A team from National Yang Ming Chiao Tung University has developed a foot-pressure-sensing insole to detect Parkinson’s disease. Signals from sensors in the insoles of a user’s shoes are sent to a wearable Raspberry Pi 3 to measure their gait as they go about their day. An abnormal gait can suggest a diagnosis of Parkinson’s disease and early detection gives people a better chance of a good quality of life for as long as possible.

Researchers from the University of Trento have developed a Raspberry Pi-powered device that automatically detects pests in fruit orchards allowing early preventative action to be taken. An embedded system uses machine learning to process images captured inside pheromone traps and the Raspberry Pi computer manages the sensor, processes the captured images and transmits them for classification.

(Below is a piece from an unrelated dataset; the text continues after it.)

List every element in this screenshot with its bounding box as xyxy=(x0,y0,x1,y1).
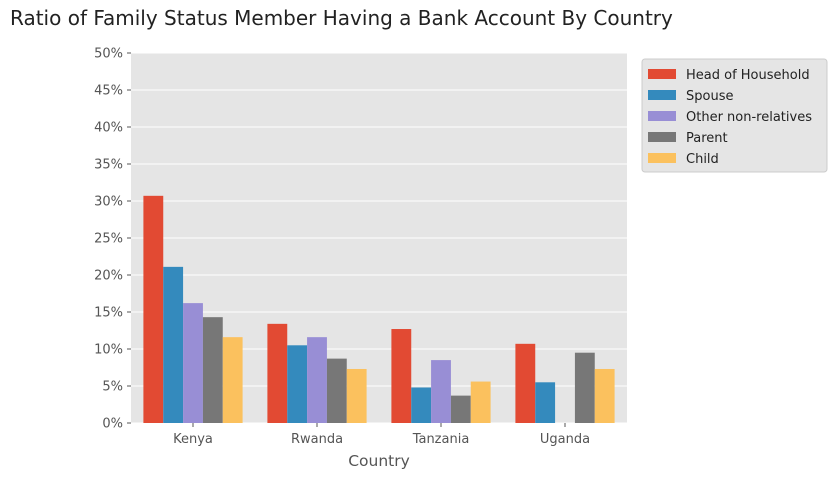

When this task is done manually, farmers typically check codling moth traps twice a week, this automated system checks the pheromone traps twice every day, making it much more likely to detect an infestation before it causes damage.

The 10 prize packages Farnell will give away each include 10x Raspberry Pi Picos and a Pi NoIR 8MP Camera. To enter the competition, participants must submit their entry via the element14 Community with a brief description about the application, how long it’s been working and current photographic evidence of their Raspberry Pi in action. 

Entries can be submitted into this global competition until midnight BST Saturday, April 30. The 10 prize packages will be awarded to the most successful applications in May 2022. The prizes can be claimed by the winners or be donated to a local school, coding club or college in the winner’s country of residence.